Baptism is one of two ordnances given by Christ to the Disciples that they should follow. The other being communion. Baptism just like communion has taken on many forms and exactly how baptism is performed and when it is performed varies by culture, tradition, and denomination.

The word baptism is not exactly a transliteration of the Greek but it is close. βαπτίζω (baptizo) or βάπτισμα (baptisma) are the basic forms and one can see the similarity between those and the contemporary baptized and baptism. Most likely the Greek words were carried over into an English form long before formal English translations of scripture meaning Christians were baptizing cross culturally from the very early church days and that included evangelism to the English speakers of ancient days. Transliteration typically means the translators when translating the scriptures from Greek to the English did not translate the original Greek word into a matching English word or phrase. They kept the original Greek word but converted it to the phonetic equivalent in the target alphabet. It seem likely that the now common “Baptism” or “Baptized” were already in use when the formal King James Version was created thus cementing that word in our contemporary language.

So what does Baptism mean? If they had simply translated the word what would that translation look like using the original meaning? Strong’s Dictionary provides the basic definition for baptisma as the “process of immersion, submersion and emergence” usually in regard to dipping something into water and then removing it out of the water. Strong’s Dictionary for baptizo provides the definition “to make overwhelmed (i.e. fully wet)”. Baptism as originally envisioned by the early church was a full emersion or washing of a person.

21 Baptism (baptisma), which corresponds to this, now saves you, not as a removal of dirt from the body but as an appeal to God for a good conscience, through the resurrection of Jesus Christ, 1 Peter 3:21 ESV

38 And he commanded the chariot to stop, and they both went down into the water, Philip and the eunuch, and he baptized (baptizo) him. Acts 8:38 ESV

So why not translate the above as both went down into the water, Philip and the eunuch, and Philp made the eunuch fully wet or Philip dunked the eunuch under the water? Whatever their reasons I am grateful for the God directed outcome and significance to everyone that the original word was preserved. Baptism is a significant event in the life of a believer both spiritually and physically and so it is fitting that the near original word be used to describe the event.
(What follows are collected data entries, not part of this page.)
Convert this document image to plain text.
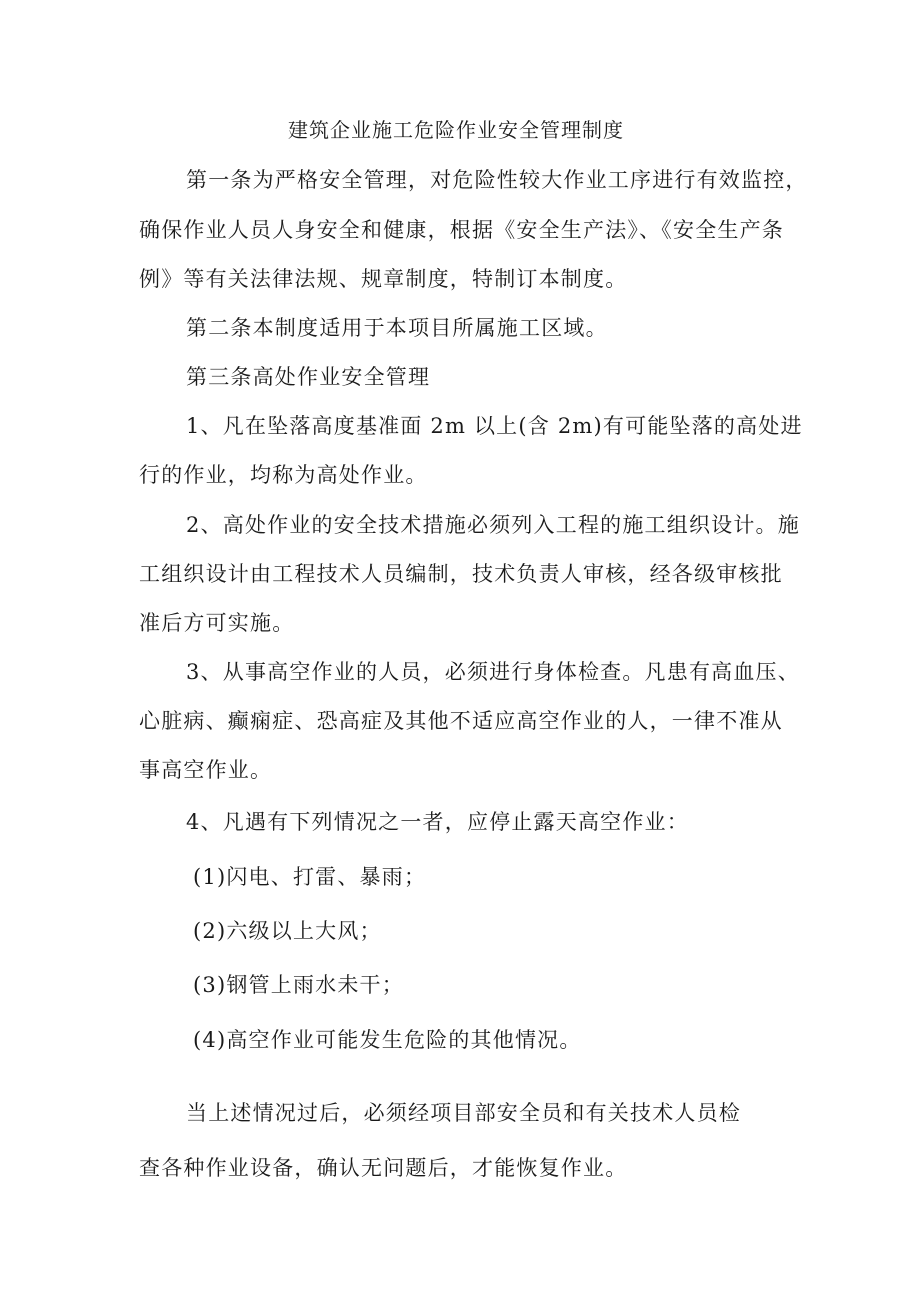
建筑企业施工危险作业安全管理制度
第一条为严格安全管理，对危险性较大作业工序进行有效监控，
确保作业人员人身安全和健康，根据《安全生产法》、《安全生产条
例》等有关法律法规、规章制度，特制订本制度。
第二条本制度适用于本项目所属施工区域。
第三条高处作业安全管理
1、凡在坠落高度基准面 2m 以上(含 2m)有可能坠落的高处进
行的作业，均称为高处作业。
2、高处作业的安全技术措施必须列入工程的施工组织设计。施
工组织设计由工程技术人员编制，技术负责人审核，经各级审核批
准后方可实施。
3、从事高空作业的人员，必须进行身体检查。凡患有高血压、
心脏病、癫痫症、恐高症及其他不适应高空作业的人，一律不准从
事高空作业。
4、凡遇有下列情况之一者，应停止露天高空作业：
(1)闪电、打雷、暴雨；
(2)六级以上大风；
(3)钢管上雨水未干；
(4)高空作业可能发生危险的其他情况。
当上述情况过后，必须经项目部安全员和有关技术人员检
查各种作业设备，确认无问题后，才能恢复作业。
Baptism then as practiced by the typical evangelical protestant church is a public service either inside a church made baptistery or outdoors in a pool, lake, or river where the participant acknowledges Christ as savior and then they are bodily immersed in water. This service is intended as a public profession of faith by the participant to say that he or she has accepted Christ as their savior and that they want to follow Christ all the days of their life. Ideally this public profession is representative to what has already occurred spiritually between the individual’s spirit and the Holy Spirit.

Why Baptism and who should participate? Let me start with who should be baptized. Baptism being described in this post should only occur with children or adults who are fully aware and able to say yes this is what has happened spiritually and this is what they want to proclaim publically. Infant baptism as performed by some Christian traditions would be something different. If as a reader of this you were baptized as a child but not of a choice that you made personally then I would like for you to consider this baptism of obedience that represents what happened between you and God. In the example of Philip and the eunuch baptism was something the eunuch wanted to do. It was a response to his hearing the good news of Jesus.
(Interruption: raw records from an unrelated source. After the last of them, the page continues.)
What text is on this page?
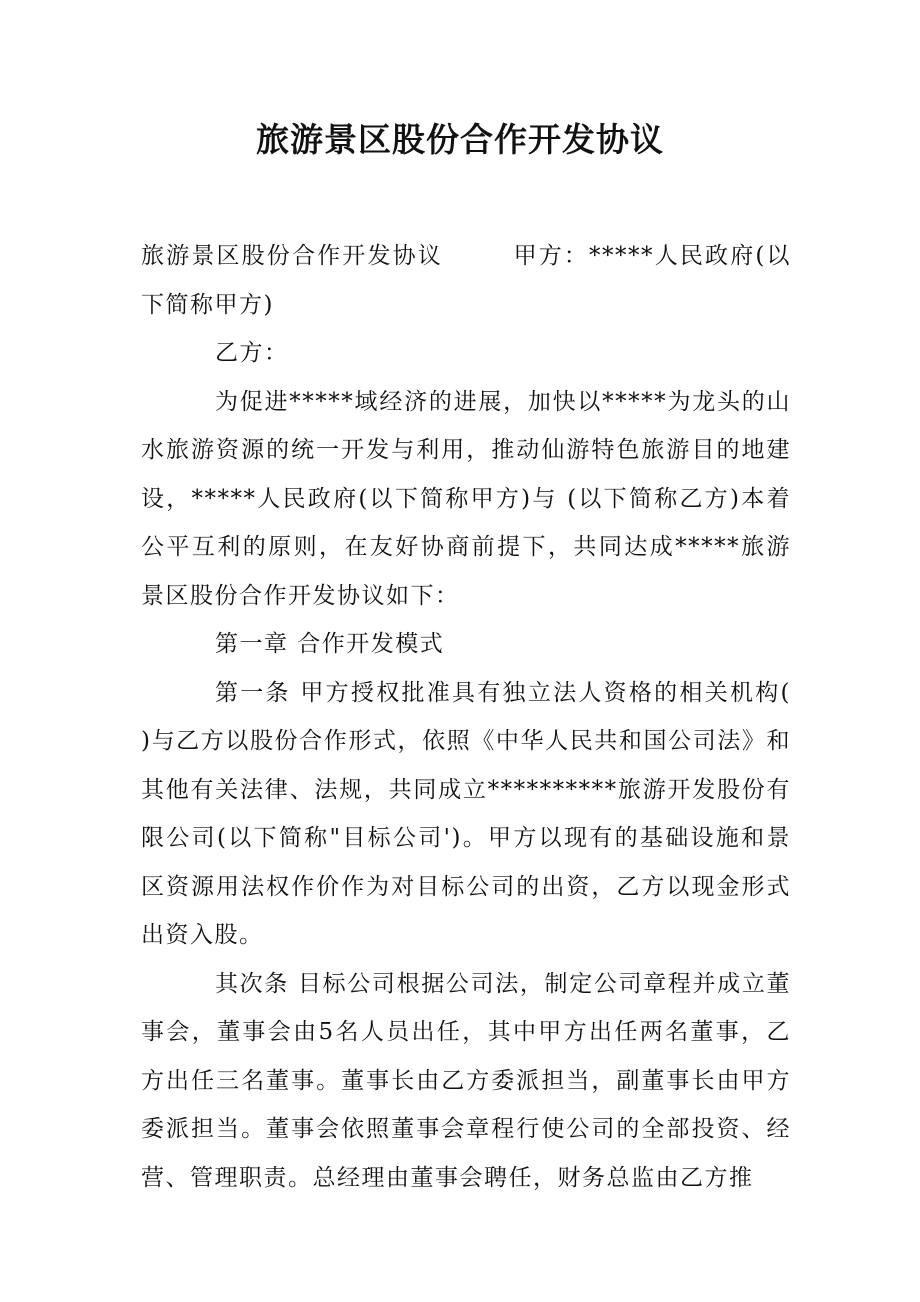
旅游景区股份合作开发协议

旅游景区股份合作开发协议	甲方：*****人民政府(以下简称甲方)

乙方：

为促进*****域经济的进展，加快以*****为龙头的山水旅游资源的统一开发与利用，推动仙游特色旅游目的地建设，*****人民政府(以下简称甲方)与 (以下简称乙方)本着公平互利的原则，在友好协商前提下，共同达成*****旅游景区股份合作开发协议如下：

第一章 合作开发模式

第一条 甲方授权批准具有独立法人资格的相关机构( )与乙方以股份合作形式，依照《中华人民共和国公司法》和其他有关法律、法规，共同成立**********旅游开发股份有限公司(以下简称"目标公司')。甲方以现有的基础设施和景区资源用法权作价作为对目标公司的出资，乙方以现金形式出资入股。

其次条 目标公司根据公司法，制定公司章程并成立董事会，董事会由5名人员出任，其中甲方出任两名董事，乙方出任三名董事。董事长由乙方委派担当，副董事长由甲方委派担当。董事会依照董事会章程行使公司的全部投资、经营、管理职责。总经理由董事会聘任，财务总监由乙方推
32 Now the passage of the Scripture that he was reading was this: “Like a sheep he was led to the slaughter and like a lamb before its shearer is silent, so he opens not his mouth. 33 In his humiliation justice was denied him. Who can describe his generation? For his life is taken away from the earth.” 34 And the eunuch said to Philip, “About whom, I ask you, does the prophet say this, about himself or about someone else?” 35 Then Philip opened his mouth, and beginning with this Scripture he told him the good news about Jesus. 36 And as they were going along the road they came to some water, and the eunuch said, “See, here is water! What prevents me from being baptized?” Acts 8:32-36 ESV

Hearing the good news of Jesus from Philip the eunuch wanted to cement in the physical what had just occurred in his heart. Submission and obedience.

In him you also, when you heard the word of truth, the gospel of your salvation, and believed in him, were sealed with the promised Holy Spirit, Ephesians 1:13 ESV

Who should be baptized then? Those who have submitted to Jesus Christ. Do you know Him? Have you been saved? Born again into a life that follows the Spirit? If so then you are someone who should be baptized.
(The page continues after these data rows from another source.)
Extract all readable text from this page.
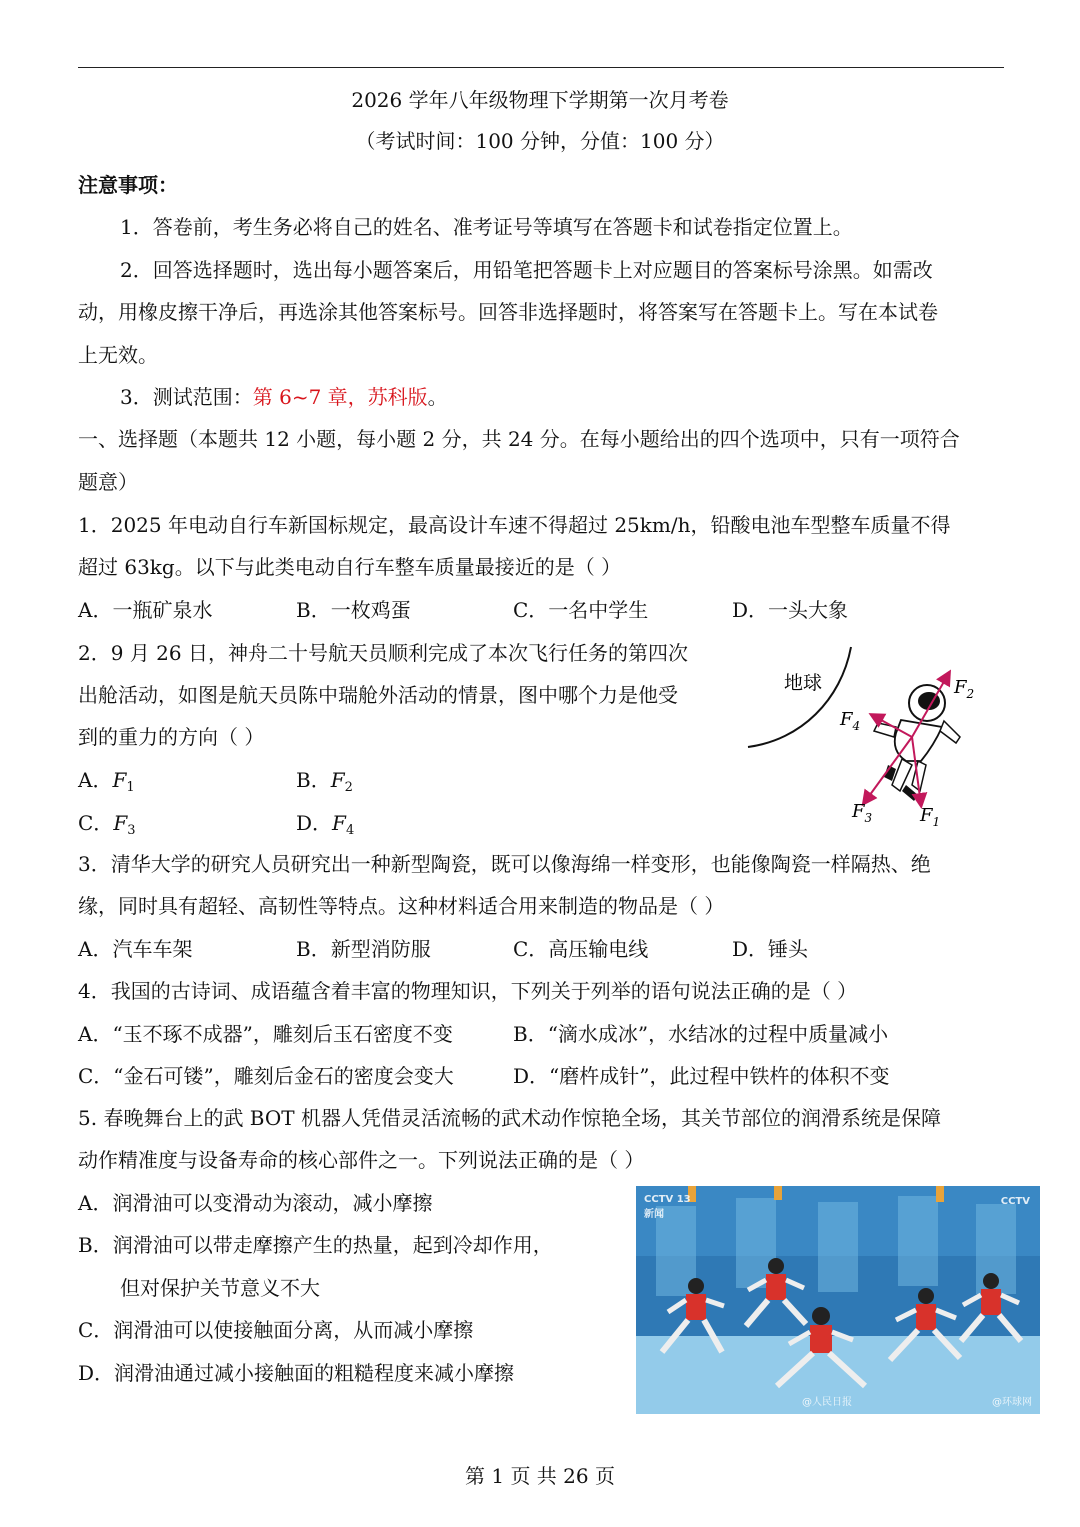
2026 学年八年级物理下学期第一次月考卷
（考试时间：100 分钟，分值：100 分）
注意事项：
1．答卷前，考生务必将自己的姓名、准考证号等填写在答题卡和试卷指定位置上。
2．回答选择题时，选出每小题答案后，用铅笔把答题卡上对应题目的答案标号涂黑。如需改
动，用橡皮擦干净后，再选涂其他答案标号。回答非选择题时，将答案写在答题卡上。写在本试卷
上无效。
3．测试范围：第 6~7 章，苏科版。
一、选择题（本题共 12 小题，每小题 2 分，共 24 分。在每小题给出的四个选项中，只有一项符合
题意）
1．2025 年电动自行车新国标规定，最高设计车速不得超过 25km/h，铅酸电池车型整车质量不得
超过 63kg。以下与此类电动自行车整车质量最接近的是（ ）
A．一瓶矿泉水	B．一枚鸡蛋	C．一名中学生	D．一头大象
2．9 月 26 日，神舟二十号航天员顺利完成了本次飞行任务的第四次
出舱活动，如图是航天员陈中瑞舱外活动的情景，图中哪个力是他受
到的重力的方向（ ）
A．$F_1$	B．$F_2$
C．$F_3$	D．$F_4$
地球	$F_2$
$F_4$
$F_3$	$F_1$
3．清华大学的研究人员研究出一种新型陶瓷，既可以像海绵一样变形，也能像陶瓷一样隔热、绝
缘，同时具有超轻、高韧性等特点。这种材料适合用来制造的物品是（ ）
A．汽车车架	B．新型消防服	C．高压输电线	D．锤头
4．我国的古诗词、成语蕴含着丰富的物理知识，下列关于列举的语句说法正确的是（ ）
A．“玉不琢不成器”，雕刻后玉石密度不变	B．“滴水成冰”，水结冰的过程中质量减小
C．“金石可镂”，雕刻后金石的密度会变大	D．“磨杵成针”，此过程中铁杵的体积不变
5. 春晚舞台上的武 BOT 机器人凭借灵活流畅的武术动作惊艳全场，其关节部位的润滑系统是保障
动作精准度与设备寿命的核心部件之一。下列说法正确的是（ ）
A．润滑油可以变滑动为滚动，减小摩擦
B．润滑油可以带走摩擦产生的热量，起到冷却作用，
但对保护关节意义不大
C．润滑油可以使接触面分离，从而减小摩擦
D．润滑油通过减小接触面的粗糙程度来减小摩擦
CCTV 13
新闻
CCTV
@人民日报	@环球网
第 1 页 共 26 页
Finally we need to address the why question. Why should you be baptized? Baptism does not save. Only faith in Jesus Christ saves. Christianity is not a works based religion.

8 For by grace you have been saved through faith. And this is not your own doing; it is the gift of God, 9 not a result of works, so that no one may boast. Ephesians 2:8-9 ESV

Baptism does not save so why do it? Baptism is a tangible and public event that clearly proclaims to other people where the participant stands in regard to God. One could be saved in a real relational moment with God. But God does not want that private relational moment to be hidden unknown by friends and family. Paul in his letter to the Romans illustrates the point.

10 For with the heart one believes and is justified, and with the mouth one confesses and is saved. Romans 9:10 ESV

Paul is not saying that a confession saves because we are not saved by works. Paul is saying that the outflow of what happened in the heart is a public and spoken profession. “I have been saved. Christ is my Lord and Savior” it is a message that burns internally so that it has no room except for escape.

Baptism is a formal event to mark in time a date and a place where an individual publically proclaimed before friends and family that Jesus is Lord.